Reputation: 227
I'm pulling data from a website through an API and sorting it into pandas dataframes. One of my dataframes has a column containing a value that has non-standard characters, which won't pass through to MySQL using .to_sql. I'd like to drop any rows that contain non-standard characters or find a way to eliminate the troublesome characters while keeping the rest of the value.
A sample of my dataframe looks like this....
╔══════╦══════╦══════════════════════════════════════════════════════════════╦═══════╦══════╗
║ ColA ║ ColB ║ ColC ║ ColD ║ ColE ║
╠══════╬══════╬══════════════════════════════════════════════════════════════╬═══════╬══════╣
║ 1111 ║ MHA ║ / ║ 43920 ║ 589 ║
╠══════╬══════╬══════════════════════════════════════════════════════════════╬═══════╬══════╣
║ 1111 ║ MHA ║ /nw-i/vhcl/2020-Ho-Ar-Sdn-Sprt-1-1GFKI0943/ ║ 42 ║ 3 ║
╠══════╬══════╬══════════════════════════════════════════════════════════════╬═══════╬══════╣
║ 1111 ║ MHA ║ /ud-i/vhcl/2016-Ho-Ci-Sdn-Reg-I-1F559KOZ1¬Ø/_(„ÉÑ)_/¬Ø/ ║ 8 ║ 1 ║
╚══════╩══════╩══════════════════════════════════════════════════════════════╩═══════╩══════╝
You can see the line with /ud-i/ has odd characters at the end of it (¯/(ツ)/¯), which I can't seem to eliminate. I've tried this, which has worked for me in the past...
df = df[df.ColC !='/ud-i/vhcl/2016-Ho-Ci-Sdn-Reg-I-1F559KOZ1¯/_(ツ)_/¯/']
But I can't seem to get it to work now.
As a note /ud-i/ and /nw-i/ type rows come up a lot in the dataframe 99.9% of which are fine, so I'm really just looking to exclude anything that contains none standard characters vs anything that starts with /ud-i/ or something along those lines. I also don't want to just filter for these specific characters (if I don't have to) since other odd ones may populate during different pulls.

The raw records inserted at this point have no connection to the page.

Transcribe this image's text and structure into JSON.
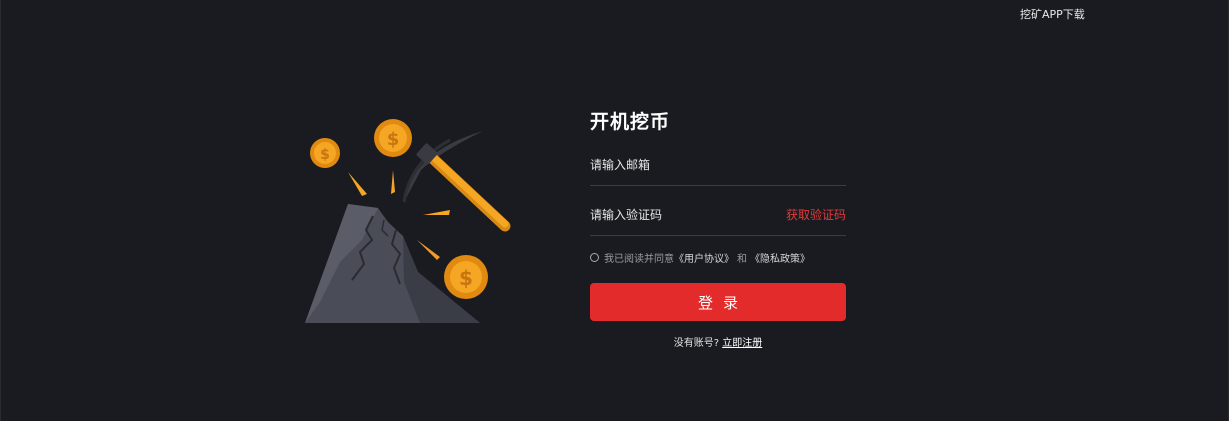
{
  "header": {
    "download_link": "挖矿APP下载"
  },
  "illustration": {
    "icon": "mining-pickaxe-coins-icon",
    "colors": {
      "rock": "#4a4c57",
      "rock_shadow": "#363842",
      "coin": "#f5a623",
      "pickaxe_handle": "#f5a623",
      "pickaxe_head": "#3a3b42"
    }
  },
  "login": {
    "title": "开机挖币",
    "email_placeholder": "请输入邮箱",
    "code_placeholder": "请输入验证码",
    "get_code_label": "获取验证码",
    "agree_prefix": "我已阅读并同意",
    "user_agreement": "《用户协议》",
    "and": "和",
    "privacy_policy": "《隐私政策》",
    "submit_label": "登录",
    "no_account": "没有账号?",
    "register_link": "立即注册"
  },
  "colors": {
    "background": "#1a1b20",
    "accent": "#e42b2b",
    "accent_text": "#e23a3a"
  }
}
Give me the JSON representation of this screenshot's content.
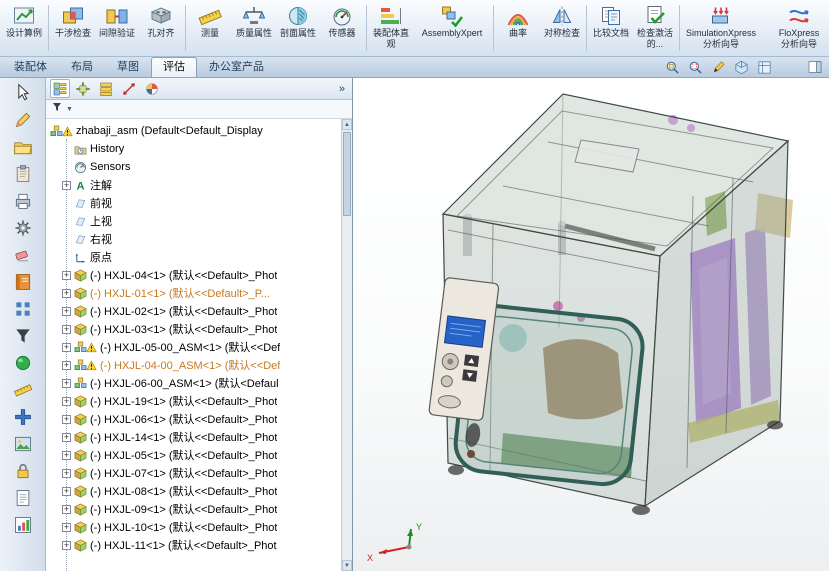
{
  "app": {
    "name": "SolidWorks assembly window"
  },
  "ribbon": {
    "buttons": [
      {
        "label": "设计算例",
        "icon": "design-study"
      },
      {
        "label": "干涉检查",
        "icon": "interference-detection"
      },
      {
        "label": "间隙验证",
        "icon": "clearance-verification"
      },
      {
        "label": "孔对齐",
        "icon": "hole-alignment"
      },
      {
        "label": "测量",
        "icon": "measure"
      },
      {
        "label": "质量属性",
        "icon": "mass-properties"
      },
      {
        "label": "剖面属性",
        "icon": "section-properties"
      },
      {
        "label": "传感器",
        "icon": "sensors"
      },
      {
        "label": "装配体直观",
        "icon": "assembly-visualization"
      },
      {
        "label": "AssemblyXpert",
        "icon": "assembly-xpert",
        "wide": true
      },
      {
        "label": "曲率",
        "icon": "curvature"
      },
      {
        "label": "对称检查",
        "icon": "symmetry-check"
      },
      {
        "label": "比较文档",
        "icon": "compare-documents"
      },
      {
        "label": "检查激活的...",
        "icon": "check-active-document"
      },
      {
        "label": "SimulationXpress\n分析向导",
        "icon": "simulationxpress",
        "wide": true
      },
      {
        "label": "FloXpress\n分析向导",
        "icon": "floxpress",
        "wide": true
      }
    ],
    "separators_after": [
      0,
      3,
      7,
      9,
      11,
      13
    ]
  },
  "tabs": {
    "items": [
      {
        "label": "装配体",
        "active": false
      },
      {
        "label": "布局",
        "active": false
      },
      {
        "label": "草图",
        "active": false
      },
      {
        "label": "评估",
        "active": true
      },
      {
        "label": "办公室产品",
        "active": false
      }
    ]
  },
  "headsup": {
    "icons": [
      "zoom-to-fit",
      "zoom-to-area",
      "view-settings",
      "display-style",
      "view-orientation"
    ],
    "right_icon": "task-pane"
  },
  "left_toolbar": {
    "icons": [
      "select-arrow",
      "sketch-pencil",
      "open-folder",
      "clipboard",
      "printer",
      "gear",
      "eraser",
      "manual-book",
      "grid-pattern",
      "funnel",
      "render-sphere",
      "ruler",
      "add-plus",
      "image-mountain",
      "lock",
      "note",
      "bar-chart"
    ]
  },
  "panel": {
    "tabs": [
      "feature-manager",
      "property-manager",
      "configuration-manager",
      "dimxpert",
      "display-manager"
    ],
    "overflow": "»",
    "filter_caret": "▼",
    "scroll_up": "▲",
    "scroll_down": "▼",
    "tree": {
      "root": {
        "label": "zhabaji_asm  (Default<Default_Display",
        "icon": "asm",
        "warning": true
      },
      "items": [
        {
          "label": "History",
          "icon": "history"
        },
        {
          "label": "Sensors",
          "icon": "sensors-tree"
        },
        {
          "label": "注解",
          "icon": "annotations",
          "plus": true
        },
        {
          "label": "前视",
          "icon": "plane"
        },
        {
          "label": "上视",
          "icon": "plane"
        },
        {
          "label": "右视",
          "icon": "plane"
        },
        {
          "label": "原点",
          "icon": "origin"
        },
        {
          "label": "(-) HXJL-04<1> (默认<<Default>_Phot",
          "icon": "part",
          "plus": true
        },
        {
          "label": "(-) HXJL-01<1> (默认<<Default>_P...",
          "icon": "part",
          "plus": true,
          "highlight": true
        },
        {
          "label": "(-) HXJL-02<1> (默认<<Default>_Phot",
          "icon": "part",
          "plus": true
        },
        {
          "label": "(-) HXJL-03<1> (默认<<Default>_Phot",
          "icon": "part",
          "plus": true
        },
        {
          "label": "(-) HXJL-05-00_ASM<1> (默认<<Def",
          "icon": "asm",
          "plus": true,
          "warning": true
        },
        {
          "label": "(-) HXJL-04-00_ASM<1> (默认<<Def",
          "icon": "asm",
          "plus": true,
          "warning": true,
          "highlight": true
        },
        {
          "label": "(-) HXJL-06-00_ASM<1> (默认<Defaul",
          "icon": "asm",
          "plus": true
        },
        {
          "label": "(-) HXJL-19<1> (默认<<Default>_Phot",
          "icon": "part",
          "plus": true
        },
        {
          "label": "(-) HXJL-06<1> (默认<<Default>_Phot",
          "icon": "part",
          "plus": true
        },
        {
          "label": "(-) HXJL-14<1> (默认<<Default>_Phot",
          "icon": "part",
          "plus": true
        },
        {
          "label": "(-) HXJL-05<1> (默认<<Default>_Phot",
          "icon": "part",
          "plus": true
        },
        {
          "label": "(-) HXJL-07<1> (默认<<Default>_Phot",
          "icon": "part",
          "plus": true
        },
        {
          "label": "(-) HXJL-08<1> (默认<<Default>_Phot",
          "icon": "part",
          "plus": true
        },
        {
          "label": "(-) HXJL-09<1> (默认<<Default>_Phot",
          "icon": "part",
          "plus": true
        },
        {
          "label": "(-) HXJL-10<1> (默认<<Default>_Phot",
          "icon": "part",
          "plus": true
        },
        {
          "label": "(-) HXJL-11<1> (默认<<Default>_Phot",
          "icon": "part",
          "plus": true
        }
      ]
    }
  },
  "viewport": {
    "triad": {
      "x": "X",
      "y": "Y"
    }
  },
  "colors": {
    "highlight_text": "#c8791f",
    "warning_yellow": "#ffd92b",
    "tab_active_bg": "#eef4fa",
    "axis_x": "#cc2222",
    "axis_y": "#1d8f1d"
  }
}
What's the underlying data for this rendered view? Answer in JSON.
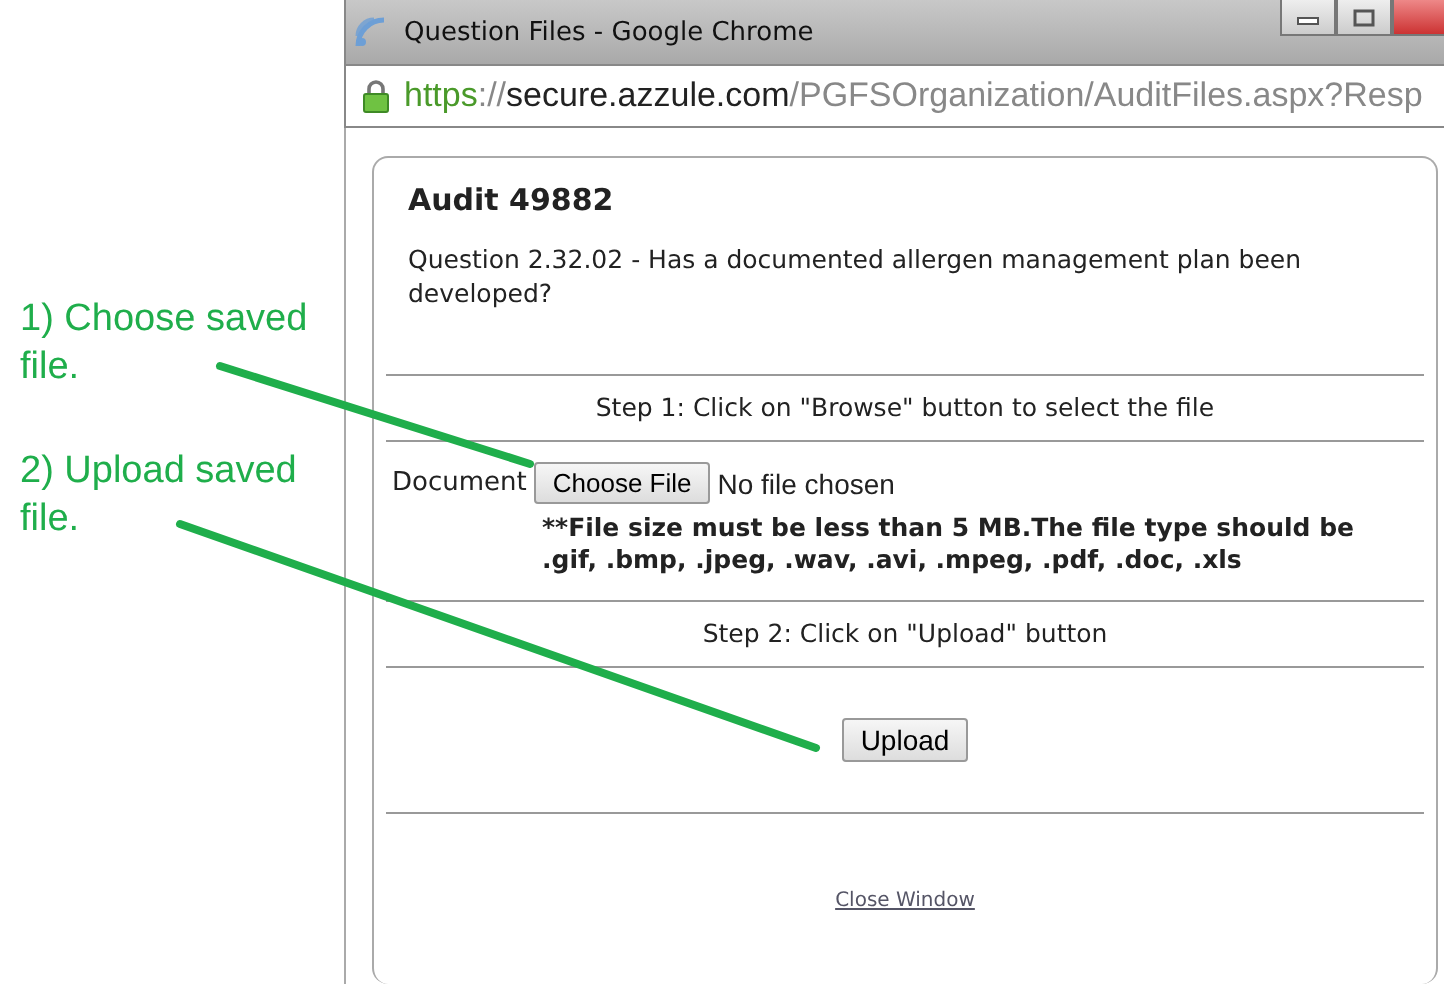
{
  "annotations": [
    {
      "text": "1) Choose saved file."
    },
    {
      "text": "2) Upload saved file."
    }
  ],
  "window": {
    "title": "Question Files - Google Chrome"
  },
  "address_bar": {
    "scheme": "https",
    "separator": "://",
    "host": "secure.azzule.com",
    "path": "/PGFSOrganization/AuditFiles.aspx?Resp"
  },
  "panel": {
    "title": "Audit 49882",
    "question": "Question 2.32.02 - Has a documented allergen management plan been developed?",
    "step1": "Step 1: Click on \"Browse\" button to select the file",
    "document_label": "Document",
    "choose_button": "Choose File",
    "file_status": "No file chosen",
    "note": "**File size must be less than 5 MB.The file type should be .gif, .bmp, .jpeg, .wav, .avi, .mpeg, .pdf, .doc, .xls",
    "step2": "Step 2: Click on \"Upload\" button",
    "upload_button": "Upload",
    "close_link": "Close Window"
  }
}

Any help on this would be much appreciated! Thank you!
EDIT: Additional Code
gaData = []
gaDataOne = []
def getGAD(view_ID, startDate, endDate, nextPageToken):
l = view_id_start + str(int(view_ID))
response = analytics.reports().batchGet(
body={
'reportRequests': [
{
'viewId': l,
'dateRanges': [{'startDate': startDate, 'endDate': endDate}],
'metrics': [
{'expression': 'ga:ColD'}
],
'dimensions': [
{'name': 'ga:ColC'}
],
'pageToken': nextPageToken,
'pageSize': '10000'
}]}).execute()
report_list = response.get('reports')
for report in report_list:
data_rows = report.get('data', {}).get('rows', [])
for row in data_rows:
dimensions_in_row = row.get('dimensions')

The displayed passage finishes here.